A deputada estava com a mão enfaixada, devido a queimaduras que sofreu ao ser atingida por uma bala de borracha. “Na hora do cartucho que agarrou na minha mão, ele caiu e eu tentei pegar, por isso os dois dedos estão queimados. Eu tentei pegar, mas era tão quente, tão quente, que era impossível”, relatou a parlamentar, rejeitando qualquer comparação do ocorrido com os atos antidemocráticos de 8 de janeiro de 2023.
“Não podemos ser comparados em nenhum momento com o ato do 8 de janeiro. Nós não quebramos nada. A única coisa que nós quebramos é o preconceito. Nós não tínhamos intenção de entrar no Congresso Nacional, nós não fizemos baderna”, ressaltou. “Comparar o povo indígena ao 8 de janeiro é, no mínimo, tentar distorcer e enviesar com uma narrativa colonial.”

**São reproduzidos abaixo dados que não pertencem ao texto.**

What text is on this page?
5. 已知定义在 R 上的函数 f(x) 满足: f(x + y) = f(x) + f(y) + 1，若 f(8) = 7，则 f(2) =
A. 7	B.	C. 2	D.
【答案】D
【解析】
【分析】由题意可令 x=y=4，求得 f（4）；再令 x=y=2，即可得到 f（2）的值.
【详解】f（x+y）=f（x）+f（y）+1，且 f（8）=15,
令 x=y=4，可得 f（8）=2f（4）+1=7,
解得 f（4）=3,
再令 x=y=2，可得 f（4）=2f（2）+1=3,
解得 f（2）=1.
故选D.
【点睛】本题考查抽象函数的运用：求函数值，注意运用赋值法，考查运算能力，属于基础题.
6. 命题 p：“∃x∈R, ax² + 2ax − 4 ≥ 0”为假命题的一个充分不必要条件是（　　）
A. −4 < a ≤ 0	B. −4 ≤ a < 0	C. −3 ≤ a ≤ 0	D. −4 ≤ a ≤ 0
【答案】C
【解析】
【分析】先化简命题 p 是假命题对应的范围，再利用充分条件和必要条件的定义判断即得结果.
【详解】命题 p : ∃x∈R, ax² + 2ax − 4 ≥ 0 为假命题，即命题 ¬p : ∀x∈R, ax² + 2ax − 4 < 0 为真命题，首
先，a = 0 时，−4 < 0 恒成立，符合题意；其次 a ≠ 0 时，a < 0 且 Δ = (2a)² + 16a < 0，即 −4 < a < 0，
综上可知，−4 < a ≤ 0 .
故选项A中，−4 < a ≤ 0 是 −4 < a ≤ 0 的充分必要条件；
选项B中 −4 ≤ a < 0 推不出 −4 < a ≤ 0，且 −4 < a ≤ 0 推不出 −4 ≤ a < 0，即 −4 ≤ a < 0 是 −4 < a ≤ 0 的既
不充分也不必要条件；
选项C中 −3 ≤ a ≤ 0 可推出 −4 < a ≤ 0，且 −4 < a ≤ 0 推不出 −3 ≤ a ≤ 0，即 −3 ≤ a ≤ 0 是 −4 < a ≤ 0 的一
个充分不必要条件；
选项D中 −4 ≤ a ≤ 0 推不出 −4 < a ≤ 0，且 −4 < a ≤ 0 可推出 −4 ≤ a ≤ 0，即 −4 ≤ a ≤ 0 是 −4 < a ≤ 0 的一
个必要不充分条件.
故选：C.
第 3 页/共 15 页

A representação aponta o cometimento dos crimes de racismo, por impedir o acesso da parlamentar indígena ao Congresso, violência política e de gênero, por ataques direcionados a uma mulher indígena no exercício do mandato, lesão corporal, pelos ferimentos causados, e omissão de socorro, já que o Corpo de Bombeiros teria negado atendimento imediato a indígenas feridos.
Violência premeditada
Após a repressão à marcha indígena, foi revelado um vídeo, gravado na noite da quarta-feira (9), em que se vê o advogado da Apib, Victor Streit, em uma videochamada (abaixo) com a Secretaria de Segurança Pública do Distrito Federal para definir os protocolos da marcha indígena que ocorreria no dia seguinte.
Em dado momento, vaza na chamada o áudio de uma pessoa identificada como “IphoneDeca”, que diz: “Deixa descer logo. Deixa descer e mete o cacete se fizer bagunça”. A gravação foi anexada à representação criminal, segundo nota do mandato da deputada Célia Xakriabá, “como prova de incitação à violência”.
“Essa denúncia é muito, muito, muito grave, porque demonstra uma permissibilidade para usar como estratégia de criminalização aos povos indígenas”, declarou a parlamentar na coletiva.
Racismo estrutural
Questionada pelo Brasil de Fato se havia conversado com o presidente da Câmara dos Deputados, Hugo Motta (Republicanos-PB), Xakriabá afirmou que espera dele a iniciativa de buscá-la para prestar o apoio devido.
“Nós fizemos esse encaminhamento ao presidente da casa, mas eu não cheguei a falar diretamente com ele. Mas também não sou eu que tenho que falar. Eu acho que, no mínimo, é ele [Hugo Motta] reconhecer esse espaço de violência. Não sou eu que tenho que procurar para ser assegurada”, declarou.
Durante a coletiva, a deputada afirmou que foi assediada diversas vezes no Congresso por seus próprios pares. “Quantas vezes fui assediada no elevador aqui dentro da Casa. Deputado que pega no meu rosto, na minha bochecha, fala se eu não quero casar com eles. Eu estou aqui é para defender meu povo. Eu não estou aqui para buscar casamento, porque o meu compromisso é com a nossa luta”, afirmou.
“Vocês não sabem o que é o gatilho do racismo”, disse a deputada. “Tentam nos matar a coragem, o sorriso, a nossa potência e a nossa alma, porque nós não queremos estar no Congresso Nacional só para ser parlamentar, nós queremos estar inteiras e vivas”, declarou.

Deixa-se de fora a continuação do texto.